The ABC was an English car manufactured between 1920 and 1929 by ABC Motors.
It was a light car (305 kg), powered by a 1203 cc flat-twin, air-cooled engine designed by Granville Bradshaw (the man who was also responsible for the ABC Motorcycle). The engine however was difficult to start, loud, inefficiently lubricated, and prone to breakages, particularly the quite long, exposed push rods. Over time quality improved dramatically. Combined with the vehicle's light weight, the powerplant made the car quite fast for its size, capable of speeds pushing 60 miles per hour, and boasting quite good acceleration. ABC was originally part of the Harper Bean combine, and was based in Hersham, Surrey and Harper Bean supplied castings, stampings, and forgings utilized on the first ABCs. The car was expensive; in 1920 it sold for £414 but came down to £265 for a four seater in 1923.

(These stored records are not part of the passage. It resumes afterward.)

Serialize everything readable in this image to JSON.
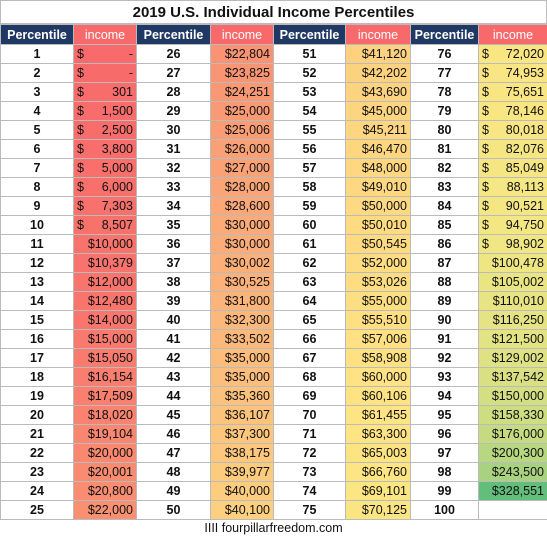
{
  "title": "2019 U.S. Individual Income Percentiles",
  "table": {
    "header": [
      "Percentile",
      "income",
      "Percentile",
      "income",
      "Percentile",
      "income",
      "Percentile",
      "income"
    ],
    "rows": [
      [
        "1",
        "$ -",
        "26",
        "$22,804",
        "51",
        "$41,120",
        "76",
        "$ 72,020"
      ],
      [
        "2",
        "$ -",
        "27",
        "$23,825",
        "52",
        "$42,202",
        "77",
        "$ 74,953"
      ],
      [
        "3",
        "$ 301",
        "28",
        "$24,251",
        "53",
        "$43,690",
        "78",
        "$ 75,651"
      ],
      [
        "4",
        "$ 1,500",
        "29",
        "$25,000",
        "54",
        "$45,000",
        "79",
        "$ 78,146"
      ],
      [
        "5",
        "$ 2,500",
        "30",
        "$25,006",
        "55",
        "$45,211",
        "80",
        "$ 80,018"
      ],
      [
        "6",
        "$ 3,800",
        "31",
        "$26,000",
        "56",
        "$46,470",
        "81",
        "$ 82,076"
      ],
      [
        "7",
        "$ 5,000",
        "32",
        "$27,000",
        "57",
        "$48,000",
        "82",
        "$ 85,049"
      ],
      [
        "8",
        "$ 6,000",
        "33",
        "$28,000",
        "58",
        "$49,010",
        "83",
        "$ 88,113"
      ],
      [
        "9",
        "$ 7,303",
        "34",
        "$28,600",
        "59",
        "$50,000",
        "84",
        "$ 90,521"
      ],
      [
        "10",
        "$ 8,507",
        "35",
        "$30,000",
        "60",
        "$50,010",
        "85",
        "$ 94,750"
      ],
      [
        "11",
        "$10,000",
        "36",
        "$30,000",
        "61",
        "$50,545",
        "86",
        "$ 98,902"
      ],
      [
        "12",
        "$10,379",
        "37",
        "$30,002",
        "62",
        "$52,000",
        "87",
        "$100,478"
      ],
      [
        "13",
        "$12,000",
        "38",
        "$30,525",
        "63",
        "$53,026",
        "88",
        "$105,002"
      ],
      [
        "14",
        "$12,480",
        "39",
        "$31,800",
        "64",
        "$55,000",
        "89",
        "$110,010"
      ],
      [
        "15",
        "$14,000",
        "40",
        "$32,300",
        "65",
        "$55,510",
        "90",
        "$116,250"
      ],
      [
        "16",
        "$15,000",
        "41",
        "$33,502",
        "66",
        "$57,006",
        "91",
        "$121,500"
      ],
      [
        "17",
        "$15,050",
        "42",
        "$35,000",
        "67",
        "$58,908",
        "92",
        "$129,002"
      ],
      [
        "18",
        "$16,154",
        "43",
        "$35,000",
        "68",
        "$60,000",
        "93",
        "$137,542"
      ],
      [
        "19",
        "$17,509",
        "44",
        "$35,360",
        "69",
        "$60,106",
        "94",
        "$150,000"
      ],
      [
        "20",
        "$18,020",
        "45",
        "$36,107",
        "70",
        "$61,455",
        "95",
        "$158,330"
      ],
      [
        "21",
        "$19,104",
        "46",
        "$37,300",
        "71",
        "$63,300",
        "96",
        "$176,000"
      ],
      [
        "22",
        "$20,000",
        "47",
        "$38,175",
        "72",
        "$65,003",
        "97",
        "$200,300"
      ],
      [
        "23",
        "$20,001",
        "48",
        "$39,977",
        "73",
        "$66,760",
        "98",
        "$243,500"
      ],
      [
        "24",
        "$20,800",
        "49",
        "$40,000",
        "74",
        "$69,101",
        "99",
        "$328,551"
      ],
      [
        "25",
        "$22,000",
        "50",
        "$40,100",
        "75",
        "$70,125",
        "100"
      ]
    ]
  },
  "footer": "IIII fourpillarfreedom.com"
}
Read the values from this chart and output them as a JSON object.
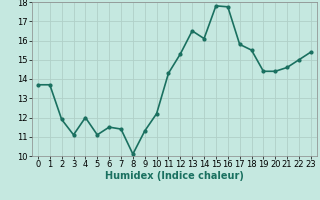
{
  "x": [
    0,
    1,
    2,
    3,
    4,
    5,
    6,
    7,
    8,
    9,
    10,
    11,
    12,
    13,
    14,
    15,
    16,
    17,
    18,
    19,
    20,
    21,
    22,
    23
  ],
  "y": [
    13.7,
    13.7,
    11.9,
    11.1,
    12.0,
    11.1,
    11.5,
    11.4,
    10.1,
    11.3,
    12.2,
    14.3,
    15.3,
    16.5,
    16.1,
    17.8,
    17.75,
    15.8,
    15.5,
    14.4,
    14.4,
    14.6,
    15.0,
    15.4
  ],
  "line_color": "#1a7060",
  "marker": "o",
  "marker_size": 2,
  "bg_color": "#c5e8e0",
  "grid_color": "#b0d0c8",
  "xlabel": "Humidex (Indice chaleur)",
  "xlim": [
    -0.5,
    23.5
  ],
  "ylim": [
    10,
    18
  ],
  "yticks": [
    10,
    11,
    12,
    13,
    14,
    15,
    16,
    17,
    18
  ],
  "xticks": [
    0,
    1,
    2,
    3,
    4,
    5,
    6,
    7,
    8,
    9,
    10,
    11,
    12,
    13,
    14,
    15,
    16,
    17,
    18,
    19,
    20,
    21,
    22,
    23
  ],
  "xlabel_fontsize": 7,
  "tick_fontsize": 6,
  "line_width": 1.2
}
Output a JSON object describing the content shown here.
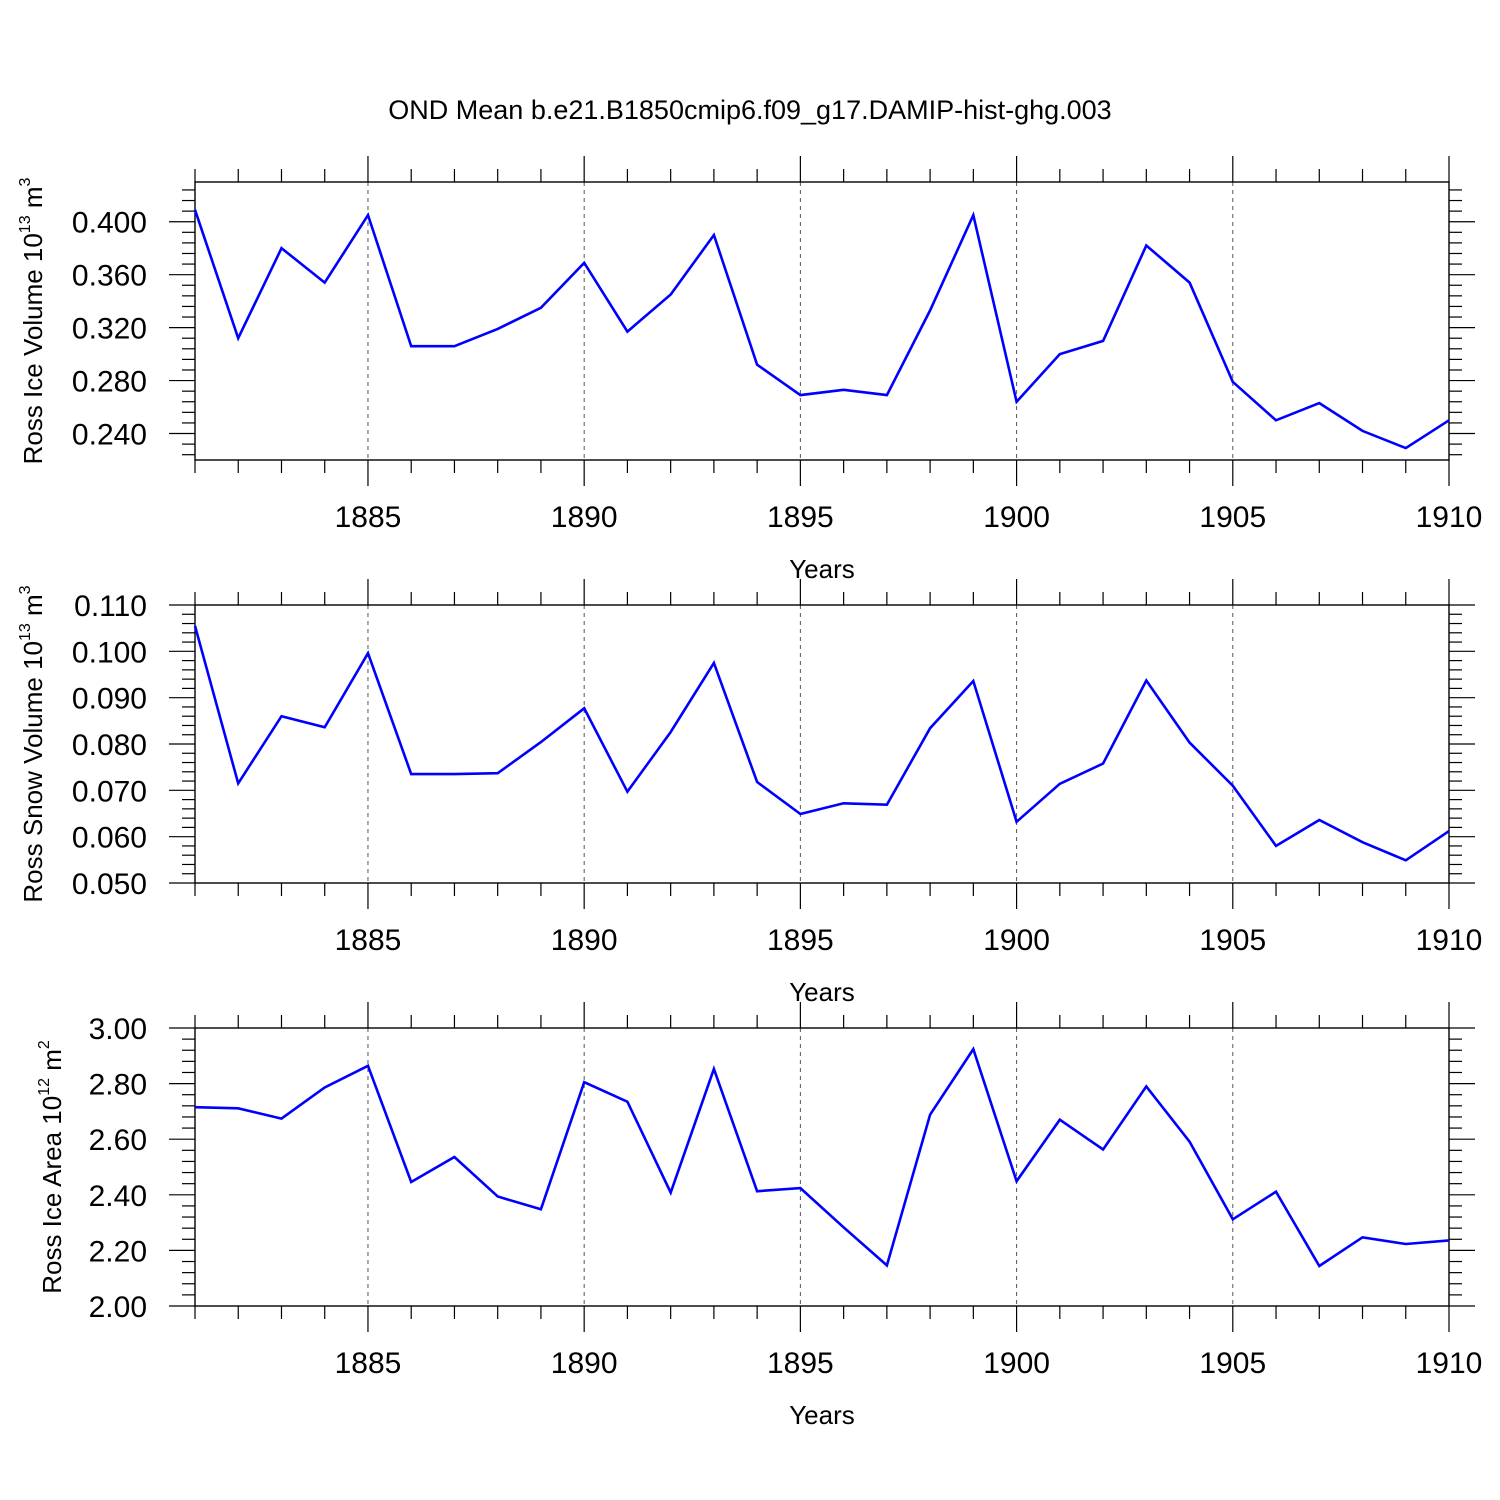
{
  "chart_data": [
    {
      "type": "line",
      "title": "OND Mean b.e21.B1850cmip6.f09_g17.DAMIP-hist-ghg.003",
      "xlabel": "Years",
      "ylabel": {
        "prefix": "Ross Ice Volume 10",
        "exponent": "13",
        "unit": " m",
        "unit_exponent": "3"
      },
      "xlim": [
        1881,
        1910
      ],
      "ylim": [
        0.22,
        0.43
      ],
      "x_ticks": [
        1885,
        1890,
        1895,
        1900,
        1905,
        1910
      ],
      "x_tick_labels": [
        "1885",
        "1890",
        "1895",
        "1900",
        "1905",
        "1910"
      ],
      "y_ticks": [
        0.24,
        0.28,
        0.32,
        0.36,
        0.4
      ],
      "y_tick_labels": [
        "0.240",
        "0.280",
        "0.320",
        "0.360",
        "0.400"
      ],
      "grid": "vertical dashed at major x ticks",
      "series": [
        {
          "name": "Ross Ice Volume",
          "color": "#0000ff",
          "x": [
            1881,
            1882,
            1883,
            1884,
            1885,
            1886,
            1887,
            1888,
            1889,
            1890,
            1891,
            1892,
            1893,
            1894,
            1895,
            1896,
            1897,
            1898,
            1899,
            1900,
            1901,
            1902,
            1903,
            1904,
            1905,
            1906,
            1907,
            1908,
            1909,
            1910
          ],
          "values": [
            0.409,
            0.312,
            0.38,
            0.354,
            0.405,
            0.306,
            0.306,
            0.319,
            0.335,
            0.369,
            0.317,
            0.345,
            0.39,
            0.292,
            0.269,
            0.273,
            0.269,
            0.333,
            0.405,
            0.264,
            0.3,
            0.31,
            0.382,
            0.354,
            0.279,
            0.25,
            0.263,
            0.242,
            0.229,
            0.25
          ]
        }
      ]
    },
    {
      "type": "line",
      "title": "",
      "xlabel": "Years",
      "ylabel": {
        "prefix": "Ross Snow Volume 10",
        "exponent": "13",
        "unit": " m",
        "unit_exponent": "3"
      },
      "xlim": [
        1881,
        1910
      ],
      "ylim": [
        0.05,
        0.11
      ],
      "x_ticks": [
        1885,
        1890,
        1895,
        1900,
        1905,
        1910
      ],
      "x_tick_labels": [
        "1885",
        "1890",
        "1895",
        "1900",
        "1905",
        "1910"
      ],
      "y_ticks": [
        0.05,
        0.06,
        0.07,
        0.08,
        0.09,
        0.1,
        0.11
      ],
      "y_tick_labels": [
        "0.050",
        "0.060",
        "0.070",
        "0.080",
        "0.090",
        "0.100",
        "0.110"
      ],
      "grid": "vertical dashed at major x ticks",
      "series": [
        {
          "name": "Ross Snow Volume",
          "color": "#0000ff",
          "x": [
            1881,
            1882,
            1883,
            1884,
            1885,
            1886,
            1887,
            1888,
            1889,
            1890,
            1891,
            1892,
            1893,
            1894,
            1895,
            1896,
            1897,
            1898,
            1899,
            1900,
            1901,
            1902,
            1903,
            1904,
            1905,
            1906,
            1907,
            1908,
            1909,
            1910
          ],
          "values": [
            0.1055,
            0.0715,
            0.086,
            0.0836,
            0.0996,
            0.0735,
            0.0735,
            0.0737,
            0.0804,
            0.0877,
            0.0697,
            0.0826,
            0.0975,
            0.0718,
            0.0649,
            0.0672,
            0.0669,
            0.0834,
            0.0936,
            0.0632,
            0.0714,
            0.0758,
            0.0937,
            0.0803,
            0.071,
            0.058,
            0.0636,
            0.0588,
            0.0549,
            0.0612
          ]
        }
      ]
    },
    {
      "type": "line",
      "title": "",
      "xlabel": "Years",
      "ylabel": {
        "prefix": "Ross Ice Area 10",
        "exponent": "12",
        "unit": " m",
        "unit_exponent": "2"
      },
      "xlim": [
        1881,
        1910
      ],
      "ylim": [
        2.0,
        3.0
      ],
      "x_ticks": [
        1885,
        1890,
        1895,
        1900,
        1905,
        1910
      ],
      "x_tick_labels": [
        "1885",
        "1890",
        "1895",
        "1900",
        "1905",
        "1910"
      ],
      "y_ticks": [
        2.0,
        2.2,
        2.4,
        2.6,
        2.8,
        3.0
      ],
      "y_tick_labels": [
        "2.00",
        "2.20",
        "2.40",
        "2.60",
        "2.80",
        "3.00"
      ],
      "grid": "vertical dashed at major x ticks",
      "series": [
        {
          "name": "Ross Ice Area",
          "color": "#0000ff",
          "x": [
            1881,
            1882,
            1883,
            1884,
            1885,
            1886,
            1887,
            1888,
            1889,
            1890,
            1891,
            1892,
            1893,
            1894,
            1895,
            1896,
            1897,
            1898,
            1899,
            1900,
            1901,
            1902,
            1903,
            1904,
            1905,
            1906,
            1907,
            1908,
            1909,
            1910
          ],
          "values": [
            2.715,
            2.711,
            2.674,
            2.786,
            2.864,
            2.446,
            2.536,
            2.394,
            2.348,
            2.805,
            2.735,
            2.408,
            2.853,
            2.413,
            2.424,
            2.283,
            2.146,
            2.688,
            2.924,
            2.449,
            2.67,
            2.563,
            2.79,
            2.591,
            2.312,
            2.411,
            2.144,
            2.247,
            2.223,
            2.236
          ]
        }
      ]
    }
  ]
}
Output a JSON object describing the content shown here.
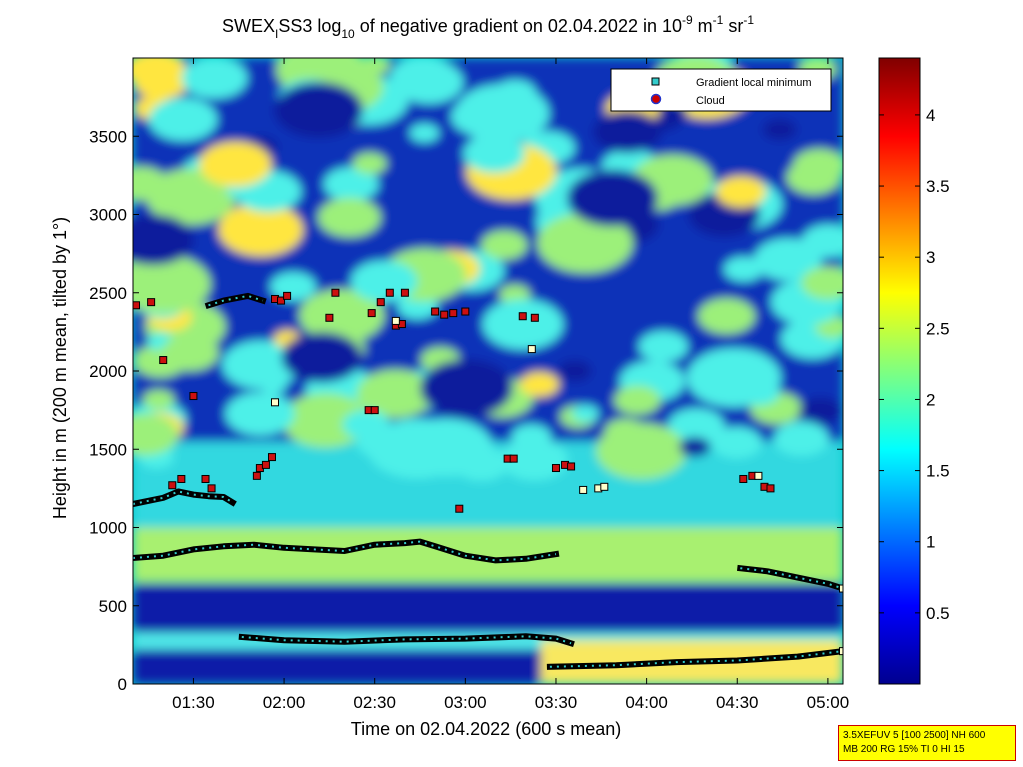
{
  "chart_data": {
    "type": "heatmap",
    "title": {
      "prefix": "SWEX",
      "prefix_sub": "I",
      "mid": "SS3 log",
      "log_sub": "10",
      "text": " of negative gradient on 02.04.2022 in 10",
      "exp1": "-9",
      "unit_m": " m",
      "exp2": "-1",
      "unit_sr": " sr",
      "exp3": "-1"
    },
    "xlabel": "Time on 02.04.2022 (600 s mean)",
    "ylabel": "Height in m (200 m mean, tilted by 1°)",
    "x_tick_labels": [
      "01:30",
      "02:00",
      "02:30",
      "03:00",
      "03:30",
      "04:00",
      "04:30",
      "05:00"
    ],
    "x_tick_minutes": [
      90,
      120,
      150,
      180,
      210,
      240,
      270,
      300
    ],
    "xlim_minutes": [
      70,
      305
    ],
    "y_ticks": [
      0,
      500,
      1000,
      1500,
      2000,
      2500,
      3000,
      3500
    ],
    "ylim": [
      0,
      4000
    ],
    "colorbar": {
      "ticks": [
        0.5,
        1,
        1.5,
        2,
        2.5,
        3,
        3.5,
        4
      ],
      "range": [
        0,
        4.4
      ],
      "colormap": "jet"
    },
    "legend": {
      "position": "top-right",
      "entries": [
        {
          "label": "Gradient local minimum",
          "marker": "square",
          "color": "#33cccc"
        },
        {
          "label": "Cloud",
          "marker": "circle",
          "color": "#cc0000"
        }
      ]
    },
    "series": [
      {
        "kind": "minimum-line",
        "points": [
          [
            70,
            805
          ],
          [
            80,
            820
          ],
          [
            90,
            860
          ],
          [
            100,
            880
          ],
          [
            110,
            890
          ],
          [
            120,
            870
          ],
          [
            130,
            860
          ],
          [
            140,
            850
          ],
          [
            150,
            890
          ],
          [
            160,
            900
          ],
          [
            165,
            910
          ],
          [
            170,
            880
          ],
          [
            180,
            820
          ],
          [
            190,
            790
          ],
          [
            200,
            800
          ],
          [
            210,
            830
          ]
        ]
      },
      {
        "kind": "minimum-line",
        "points": [
          [
            271,
            740
          ],
          [
            280,
            720
          ],
          [
            290,
            680
          ],
          [
            300,
            640
          ],
          [
            305,
            610
          ]
        ]
      },
      {
        "kind": "minimum-line",
        "points": [
          [
            106,
            300
          ],
          [
            120,
            280
          ],
          [
            140,
            270
          ],
          [
            160,
            285
          ],
          [
            180,
            290
          ],
          [
            200,
            305
          ],
          [
            210,
            290
          ],
          [
            215,
            260
          ]
        ]
      },
      {
        "kind": "minimum-line",
        "points": [
          [
            208,
            110
          ],
          [
            230,
            120
          ],
          [
            250,
            140
          ],
          [
            270,
            150
          ],
          [
            290,
            175
          ],
          [
            305,
            210
          ]
        ]
      },
      {
        "kind": "minimum-line",
        "points": [
          [
            70,
            1150
          ],
          [
            80,
            1190
          ],
          [
            85,
            1230
          ],
          [
            90,
            1210
          ],
          [
            95,
            1200
          ],
          [
            100,
            1195
          ],
          [
            103,
            1160
          ]
        ]
      },
      {
        "kind": "minimum-line",
        "points": [
          [
            95,
            2420
          ],
          [
            100,
            2450
          ],
          [
            108,
            2480
          ],
          [
            113,
            2450
          ]
        ]
      }
    ],
    "clouds": [
      [
        71,
        2420
      ],
      [
        76,
        2440
      ],
      [
        80,
        2070
      ],
      [
        83,
        1270
      ],
      [
        86,
        1310
      ],
      [
        90,
        1840
      ],
      [
        94,
        1310
      ],
      [
        96,
        1250
      ],
      [
        111,
        1330
      ],
      [
        112,
        1380
      ],
      [
        114,
        1400
      ],
      [
        116,
        1450
      ],
      [
        117,
        2460
      ],
      [
        119,
        2450
      ],
      [
        121,
        2480
      ],
      [
        135,
        2340
      ],
      [
        137,
        2500
      ],
      [
        148,
        1750
      ],
      [
        150,
        1750
      ],
      [
        149,
        2370
      ],
      [
        152,
        2440
      ],
      [
        155,
        2500
      ],
      [
        157,
        2290
      ],
      [
        159,
        2300
      ],
      [
        160,
        2500
      ],
      [
        170,
        2380
      ],
      [
        173,
        2360
      ],
      [
        176,
        2370
      ],
      [
        178,
        1120
      ],
      [
        180,
        2380
      ],
      [
        194,
        1440
      ],
      [
        196,
        1440
      ],
      [
        199,
        2350
      ],
      [
        203,
        2340
      ],
      [
        210,
        1380
      ],
      [
        213,
        1400
      ],
      [
        215,
        1390
      ],
      [
        272,
        1310
      ],
      [
        275,
        1330
      ],
      [
        279,
        1260
      ],
      [
        281,
        1250
      ]
    ],
    "open_minima": [
      [
        117,
        1800
      ],
      [
        157,
        2320
      ],
      [
        202,
        2140
      ],
      [
        219,
        1240
      ],
      [
        224,
        1250
      ],
      [
        226,
        1260
      ],
      [
        277,
        1330
      ],
      [
        305,
        210
      ],
      [
        305,
        610
      ]
    ]
  },
  "info_box": {
    "line1": "3.5XEFUV 5 [100 2500] NH 600",
    "line2": "MB 200 RG 15% TI 0 HI 15"
  }
}
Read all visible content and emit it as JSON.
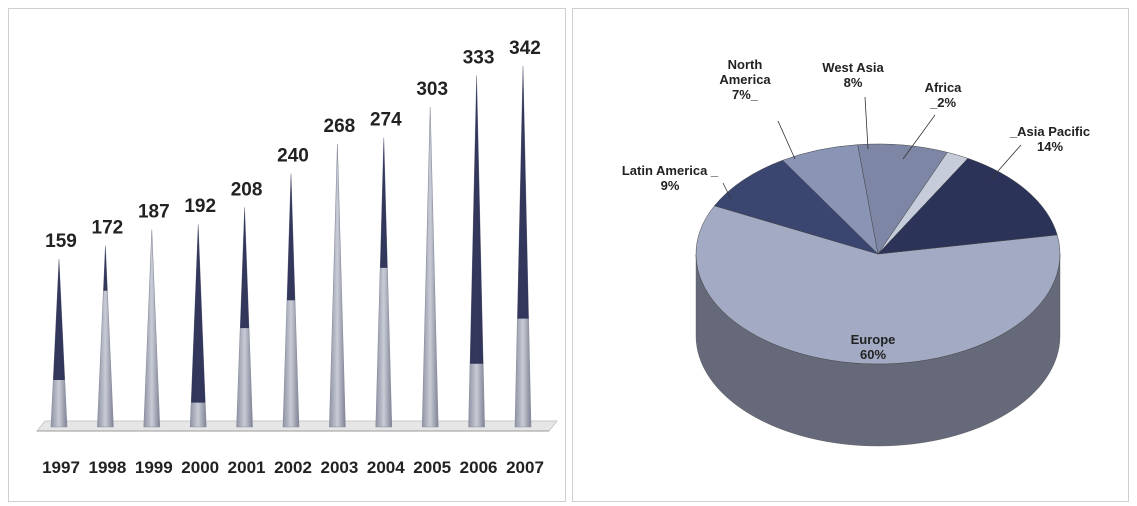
{
  "chart_data": [
    {
      "type": "bar",
      "title": "",
      "xlabel": "",
      "ylabel": "",
      "categories": [
        "1997",
        "1998",
        "1999",
        "2000",
        "2001",
        "2002",
        "2003",
        "2004",
        "2005",
        "2006",
        "2007"
      ],
      "values": [
        159,
        172,
        187,
        192,
        208,
        240,
        268,
        274,
        303,
        333,
        342
      ],
      "ylim": [
        0,
        360
      ],
      "grid": false,
      "colors": {
        "dark": "#2b2f55",
        "light": "#a5a9b8",
        "floor": "#e6e6e6"
      }
    },
    {
      "type": "pie",
      "title": "",
      "slices": [
        {
          "name": "Europe",
          "value": 60,
          "label": "60%",
          "color": "#a3aac4"
        },
        {
          "name": "Latin America",
          "value": 9,
          "label": "9%",
          "color": "#3a4570"
        },
        {
          "name": "North America",
          "value": 7,
          "label": "7%",
          "color": "#8a95b6"
        },
        {
          "name": "West Asia",
          "value": 8,
          "label": "8%",
          "color": "#7d86a4"
        },
        {
          "name": "Africa",
          "value": 2,
          "label": "2%",
          "color": "#c7ccdb"
        },
        {
          "name": "Asia Pacific",
          "value": 14,
          "label": "14%",
          "color": "#2c3358"
        }
      ],
      "pie_labels": {
        "north_america_l1": "North",
        "north_america_l2": "America"
      }
    }
  ]
}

The "radiator" cap was actually the fuel tank filler, which led to problems when mechanics not familiar with air-cooled cars topped off the fuel tank with water.
In 1925 a more refined version came featuring stronger valve gear, a better system of lubrication, and enclosed pushrods. Front wheel brakes became an option.
The company introduced a Super Sports model in 1925 with a 1320 cc engine. This was the only model offered for the last four years of ABC's production.